The probability that a clinic needs 5 donors is given below:

$\begin{array}{l}P\left(5\right)=C_{5-1,3-1}{\left(0.41\right)}^3{\left(0.59\right)}^{5-3}\\ =C_{4,2}{\left(0.41\right)}^3{\left(0.59\right)}^2\\ =\left(\frac{4!}{2!2!}\right){\left(0.41\right)}^3{\left(0.59\right)}^2\\ =0.1439\end{array}$

Thus, the probability that a clinic needs 5 donors is 0.1439.
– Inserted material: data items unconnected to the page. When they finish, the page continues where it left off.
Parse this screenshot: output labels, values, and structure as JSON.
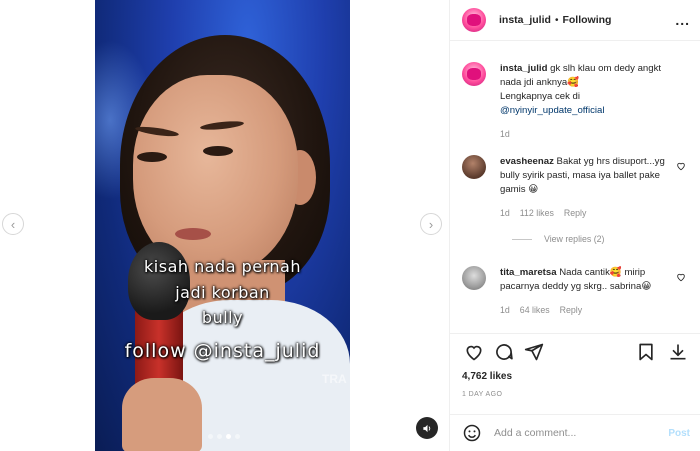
{
  "media": {
    "captions": [
      "kisah nada pernah",
      "jadi korban",
      "bully",
      "follow @insta_julid"
    ],
    "watermark": "TRA",
    "carousel_dots": 4,
    "active_dot": 2,
    "nav_prev_icon": "chevron-left-icon",
    "nav_next_icon": "chevron-right-icon",
    "sound_icon": "speaker-icon"
  },
  "header": {
    "username": "insta_julid",
    "separator": "•",
    "follow_status": "Following",
    "more_icon": "more-horizontal-icon",
    "more_label": "..."
  },
  "caption_post": {
    "username": "insta_julid",
    "text": "gk slh klau om dedy angkt nada jdi anknya🥰",
    "line2": "Lengkapnya cek di",
    "mention": "@nyinyir_update_official",
    "age": "1d"
  },
  "comments": [
    {
      "username": "evasheenaz",
      "text": "Bakat yg hrs disuport...yg bully syirik pasti, masa iya ballet pake gamis 😀",
      "age": "1d",
      "likes": "112 likes",
      "reply": "Reply"
    },
    {
      "username": "tita_maretsa",
      "text": "Nada cantik🥰 mirip pacarnya deddy yg skrg.. sabrina😀",
      "age": "1d",
      "likes": "64 likes",
      "reply": "Reply"
    }
  ],
  "view_replies": "View replies (2)",
  "actions": {
    "like_icon": "heart-icon",
    "comment_icon": "comment-icon",
    "share_icon": "share-icon",
    "save_icon": "bookmark-icon",
    "download_icon": "download-icon"
  },
  "likes_count": "4,762 likes",
  "posted_ago": "1 DAY AGO",
  "add_comment": {
    "placeholder": "Add a comment...",
    "post_label": "Post",
    "emoji_icon": "emoji-icon"
  },
  "colors": {
    "link": "#00376b",
    "post_button": "#b3dffc",
    "meta": "#8e8e8e"
  }
}
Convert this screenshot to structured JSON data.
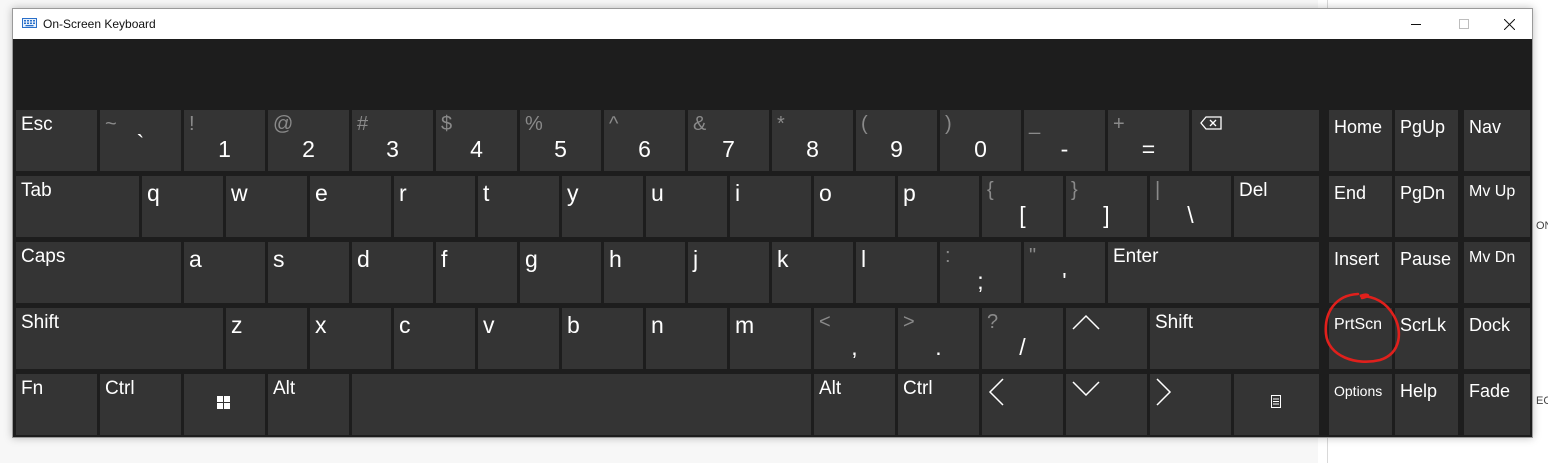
{
  "window": {
    "title": "On-Screen Keyboard"
  },
  "background": {
    "partial_text_1": "ON",
    "partial_text_2": "EC"
  },
  "keys": {
    "esc": "Esc",
    "tilde_top": "~",
    "tilde_bot": "`",
    "k1_top": "!",
    "k1_bot": "1",
    "k2_top": "@",
    "k2_bot": "2",
    "k3_top": "#",
    "k3_bot": "3",
    "k4_top": "$",
    "k4_bot": "4",
    "k5_top": "%",
    "k5_bot": "5",
    "k6_top": "^",
    "k6_bot": "6",
    "k7_top": "&",
    "k7_bot": "7",
    "k8_top": "*",
    "k8_bot": "8",
    "k9_top": "(",
    "k9_bot": "9",
    "k0_top": ")",
    "k0_bot": "0",
    "minus_top": "_",
    "minus_bot": "-",
    "equal_top": "+",
    "equal_bot": "=",
    "home": "Home",
    "pgup": "PgUp",
    "nav": "Nav",
    "tab": "Tab",
    "q": "q",
    "w": "w",
    "e": "e",
    "r": "r",
    "t": "t",
    "y": "y",
    "u": "u",
    "i": "i",
    "o": "o",
    "p": "p",
    "lbracket_top": "{",
    "lbracket_bot": "[",
    "rbracket_top": "}",
    "rbracket_bot": "]",
    "backslash_top": "|",
    "backslash_bot": "\\",
    "del": "Del",
    "end": "End",
    "pgdn": "PgDn",
    "mvup": "Mv Up",
    "caps": "Caps",
    "a": "a",
    "s": "s",
    "d": "d",
    "f": "f",
    "g": "g",
    "h": "h",
    "j": "j",
    "k": "k",
    "l": "l",
    "semicolon_top": ":",
    "semicolon_bot": ";",
    "quote_top": "\"",
    "quote_bot": "'",
    "enter": "Enter",
    "insert": "Insert",
    "pause": "Pause",
    "mvdn": "Mv Dn",
    "shift": "Shift",
    "z": "z",
    "x": "x",
    "c": "c",
    "v": "v",
    "b": "b",
    "n": "n",
    "m": "m",
    "comma_top": "<",
    "comma_bot": ",",
    "period_top": ">",
    "period_bot": ".",
    "slash_top": "?",
    "slash_bot": "/",
    "prtscn": "PrtScn",
    "scrlk": "ScrLk",
    "dock": "Dock",
    "fn": "Fn",
    "ctrl": "Ctrl",
    "alt": "Alt",
    "options": "Options",
    "help": "Help",
    "fade": "Fade"
  },
  "annotation": {
    "color": "#e0201c",
    "target": "PrtScn"
  }
}
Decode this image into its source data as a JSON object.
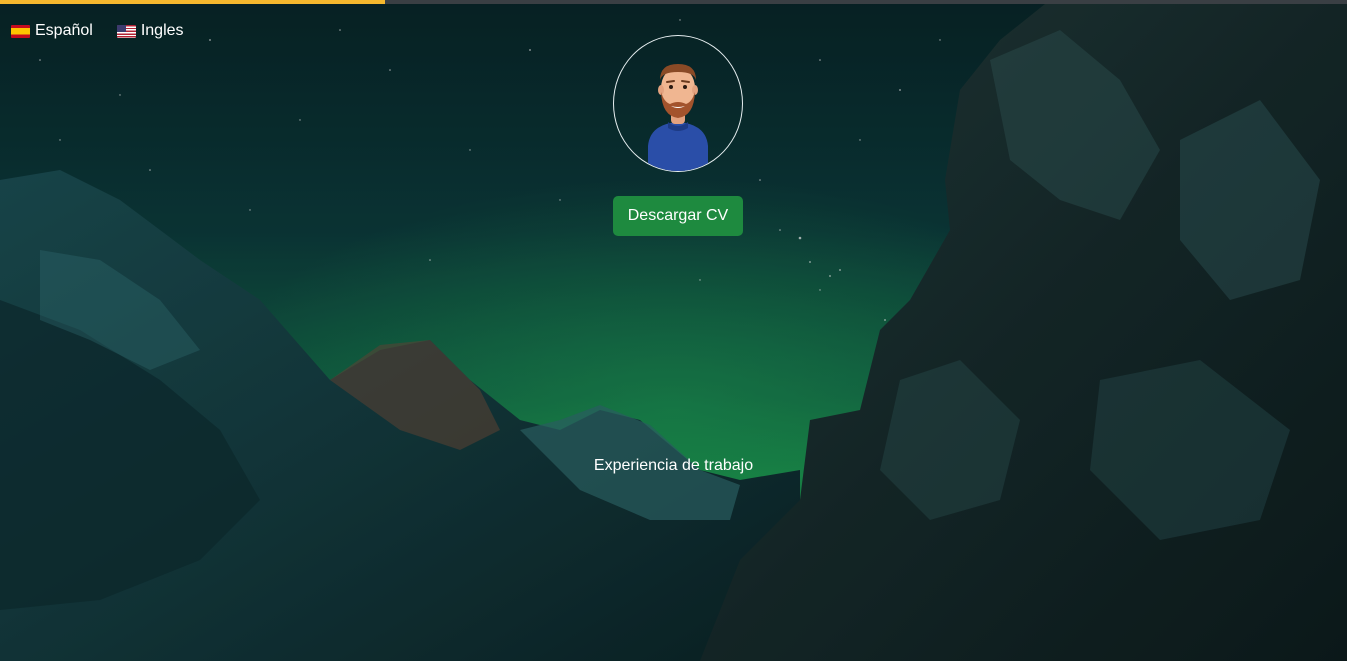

The probability that a clinic needs 6 donors is given below:

$\begin{array}{l}P\left(6\right)=C_{6-1,3-1}{\left(0.41\right)}^3{\left(0.59\right)}^{6-3}\\ =C_{5,2}{\left(0.41\right)}^3{\left(0.59\right)}^3\\ =\left(\frac{5!}{2!3!}\right){\left(0.41\right)}^3{\left(0.59\right)}^3\\ =0.1415\end{array}$

Thus, the probability that a clinic needs 6 donors is 0.1415.

c.

To determine

Calculate the probability that a clinic will need 3 to 6 donors to obtain 3 pints of type A blood.

Answer to Problem 32P

The probability that a clinic will need 3 to 6 donors to obtain 3 pints of type A blood.

Explanation of Solution

Calculation:

The probability that a clinic will need 3 to 6 donors to obtain 3 pints of type A blood is calculated as given below:

$\begin{array}{l}P\left(3\le n\le 6\right)=P\left(3\right)+P\left(4\right)+P\left(5\right)+P\left(6\right)\\ =C_{3-1,3-1}{\left(0.41\right)}^3{\left(0.59\right)}^{3-3}+C_{4-1,3-1}{\left(0.41\right)}^3{\left(0.59\right)}^{4-3}+C_{5-1,3-1}{\left(0.41\right)}^3{\left(0.59\right)}^{5-3}\\ +C_{6-1,3-1}{\left(0.41\right)}^3{\left(0.59\right)}^{6-3}\\ =0.0689+0.1220+0.1439+0.1415\\ =\text{0}\text{.4763}\end{array}$

Thus, the probability that a clinic will need 3 to 6 donors to obtain 3 pints of type A blood is 0.4763.

d.

To determine

Calculate the probability that a clinic will need more than 6 donors to obtain 3 pints of type A blood.

Answer to Problem 32P

The probability that a clinic will need more than 6 donors to obtain 3 pints of type A is 0.5237.

Explanation of Solution

Calculation:

The probability that a clinic will need more than 6 donors to obtain 3 pints of type A is calculated as given below:

$\begin{array}{l}P\left(n>6\right)=1-P\left(n\le 6\right)\\ =1-P\left(3\le n\le 6\right)\\ =1-\text{0}\text{.4763}\\ =\text{0}\text{.5237}\end{array}$

Thus, the probability that a clinic will need more than 6 donors to obtain 3 pints of type A is 0.5237.

e.

To determine

Calculate the expected value of $n$.

Calculate the standard deviation of n.

Answer to Problem 32P

The expected value of n is 7.32

The standard deviation of n is 3.24

Explanation of Solution

Calculation:

The expected value of n is calculated as follows:

$\begin{array}{l}\mu =\frac{k}{p}\\ =\frac{3}{0.41}\\ =7.32\end{array}$

Thus, the expected value of n is 7.32.

The standard deviation of n is calculated as follows:

$\begin{array}{l}\sigma =\frac{\sqrt{kq}}{p}\\ =\frac{\sqrt{3\times 0.59}}{0.41}\\ =3.24\end{array}$

Thus, the standard deviation of n is 3.24.

Interpretation:

The expected number of donors that 3 pints of blood type A is obtained is 7.32 with a standard deviation of 3.24.